18-Jähriger flüchtet vor Polizei von Bayern bis Ried

Gegen den Fahrer lag ein Haftbefehl wegen Schlepperei aus Graz vor. Österreichische Beamte nahmen ihn schließlich fest.

Ein 18-jähriger Asylwerber hat deutschen und österreichischen Beamten am Dienstag eine Verfolgungsjagd auf der Autobahn geliefert. Deutsche Polizisten gaben ihm um 11:15 Uhr auf der A3, bei der Raststation Donautal, Anhaltezeichen - die der Mann aber ignorierte. Er flüchtete Richtung Österreich, berichtete die Landespolizeidirektion Oberösterreich am Mittwoch.

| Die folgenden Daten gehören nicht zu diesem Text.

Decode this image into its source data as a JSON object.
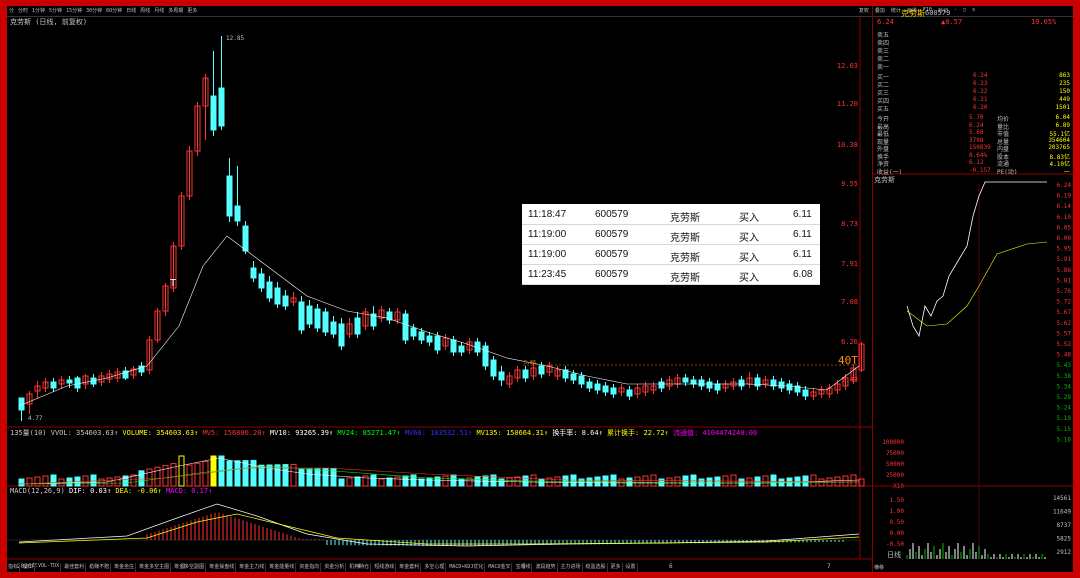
{
  "toolbar": {
    "timeframes": [
      "分",
      "分时",
      "1分钟",
      "5分钟",
      "15分钟",
      "30分钟",
      "60分钟",
      "日线",
      "周线",
      "月线",
      "多周期",
      "更多"
    ],
    "right_tools": [
      "复权",
      "叠加",
      "统计",
      "画线",
      "F10",
      "标记",
      "-",
      "□",
      "≡"
    ]
  },
  "chart": {
    "title": "克劳斯 (日线, 前复权)",
    "high_label": "12.85",
    "low_label": "4.77",
    "mid_label": "5.86",
    "mark_40t": "40T",
    "t_label": "T",
    "y_axis": [
      "12.03",
      "11.20",
      "10.38",
      "9.55",
      "8.73",
      "7.91",
      "7.08",
      "6.26",
      "5.43"
    ],
    "colors": {
      "up": "#ff3232",
      "down": "#54ffff",
      "ma": "#ffffff",
      "price_line": "#ff8c00"
    }
  },
  "volume": {
    "title": "135量(10)",
    "vvol": "VVOL: 354603.63↑",
    "volume": "VOLUME: 354603.63↑",
    "mv5": "MV5: 156806.20↑",
    "mv10": "MV10: 93265.39↑",
    "mv24": "MV24: 85271.47↑",
    "mv60": "MV60: 103532.51↑",
    "mv135": "MV135: 150664.31↑",
    "turnover": "换手率: 8.64↑",
    "cum_turnover": "累计换手: 22.72↑",
    "amount": "流通值: 4104474240.00",
    "y_axis": [
      "100000",
      "75000",
      "50000",
      "25000",
      "X10"
    ]
  },
  "macd": {
    "title": "MACD(12,26,9)",
    "dif": "DIF: 0.03↑",
    "dea": "DEA: -0.06↑",
    "macd": "MACD: 0.17↑",
    "y_axis": [
      "1.50",
      "1.00",
      "0.50",
      "0.00",
      "-0.50"
    ]
  },
  "x_axis": {
    "labels": [
      "2020年",
      "3",
      "4",
      "5",
      "6",
      "7"
    ]
  },
  "bottom_tabs": [
    "指标",
    "窗口",
    "VOL-TDX",
    "最佳套利",
    "稳赚不赔",
    "筹金坐庄",
    "筹金多空主图",
    "筹金多空副图",
    "筹金操盘线",
    "筹金主力线",
    "筹金能量线",
    "资金指向",
    "资金分析",
    "机构持仓",
    "短线游戏",
    "筹金套利",
    "多空心理",
    "MACD+KDJ优化",
    "MACD金叉",
    "宝塔线",
    "波段趋势",
    "主力进场",
    "稳盈选股",
    "更多",
    "设置"
  ],
  "quote": {
    "name": "克劳斯",
    "code": "600579",
    "price": "6.24",
    "change": "▲0.57",
    "pct": "10.05%",
    "sell_levels": [
      {
        "label": "卖五",
        "price": "",
        "vol": ""
      },
      {
        "label": "卖四",
        "price": "",
        "vol": ""
      },
      {
        "label": "卖三",
        "price": "",
        "vol": ""
      },
      {
        "label": "卖二",
        "price": "",
        "vol": ""
      },
      {
        "label": "卖一",
        "price": "",
        "vol": ""
      }
    ],
    "buy_levels": [
      {
        "label": "买一",
        "price": "6.24",
        "vol": "863"
      },
      {
        "label": "买二",
        "price": "6.23",
        "vol": "235"
      },
      {
        "label": "买三",
        "price": "6.22",
        "vol": "150"
      },
      {
        "label": "买四",
        "price": "6.21",
        "vol": "449"
      },
      {
        "label": "买五",
        "price": "6.20",
        "vol": "1501"
      }
    ],
    "stats": [
      {
        "a": "今开",
        "b": "5.70",
        "c": "均价",
        "d": "6.04"
      },
      {
        "a": "最高",
        "b": "6.24",
        "c": "量比",
        "d": "6.89"
      },
      {
        "a": "最低",
        "b": "5.68",
        "c": "市值",
        "d": "55.1亿"
      },
      {
        "a": "现量",
        "b": "3798",
        "c": "总量",
        "d": "354604"
      },
      {
        "a": "外盘",
        "b": "150839",
        "c": "内盘",
        "d": "203765"
      },
      {
        "a": "换手",
        "b": "8.64%",
        "c": "股本",
        "d": "8.83亿"
      },
      {
        "a": "净资",
        "b": "6.12",
        "c": "流通",
        "d": "4.10亿"
      },
      {
        "a": "收益(一)",
        "b": "-0.157",
        "c": "PE(动)",
        "d": "一"
      }
    ],
    "intraday_title": "克劳斯",
    "intraday_axis": [
      "6.24",
      "6.19",
      "6.14",
      "6.10",
      "6.05",
      "6.00",
      "5.95",
      "5.91",
      "5.86",
      "5.81",
      "5.76",
      "5.72",
      "5.67",
      "5.62",
      "5.57",
      "5.52",
      "5.48",
      "5.43",
      "5.38",
      "5.34",
      "5.29",
      "5.24",
      "5.19",
      "5.15",
      "5.10"
    ],
    "intraday_vol_axis": [
      "14561",
      "11649",
      "8737",
      "5825",
      "2912"
    ],
    "intraday_tab": "日线",
    "bottom_right": "横移"
  },
  "ticks": [
    {
      "time": "11:18:47",
      "code": "600579",
      "name": "克劳斯",
      "side": "买入",
      "price": "6.11"
    },
    {
      "time": "11:19:00",
      "code": "600579",
      "name": "克劳斯",
      "side": "买入",
      "price": "6.11"
    },
    {
      "time": "11:19:00",
      "code": "600579",
      "name": "克劳斯",
      "side": "买入",
      "price": "6.11"
    },
    {
      "time": "11:23:45",
      "code": "600579",
      "name": "克劳斯",
      "side": "买入",
      "price": "6.08"
    }
  ]
}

Die vorgewarnten Kollegen warteten im Bereich Ried im Innkreis mit zwei zivilen Fahndungsstreifen und einem Blaulicht-Fahrzeug auf den Mann. Als er, gefolgt von den deutschen Polizisten, in seinem Pkw heranraste, ignorierte der 18-Jährige auch alle Anhaltesignale der Österreicher und gab weiter Gas.

Er wechselte die Fahrstreifen ohne Rücksicht auf andere, überholte am Pannenstreifen und gefährdete alle anderen Verkehrsteilnehmer. Schließlich touchierte er die Blaulichtstreife bei einem gefährlichen Abdrängmanöver. Ein Unfall wurde nur knapp verhindert.

Erst ein taktisches Manöver - Abbremsen des Verkehrs durch einen Schwertransporter mit Begleitfahrzeug - ermöglichte es den Beamten, das Auto des Iraners mit ihren Wagen so einzugrenzen, dass er im Gemeindegebiet von Weibern (Bezirk Grieskirchen) stehenbleiben musste.

Der Mann wurde festgenommen. Beamten stellten fest, dass gegen ihn ein Haftbefehl der Staatsanwaltschaft Graz wegen Schlepperei besteht und er keinen gültigen Führerschein besitzt. Der 18-Jährige wurde in die Justizanstalt Ried im Innkreis eingeliefert.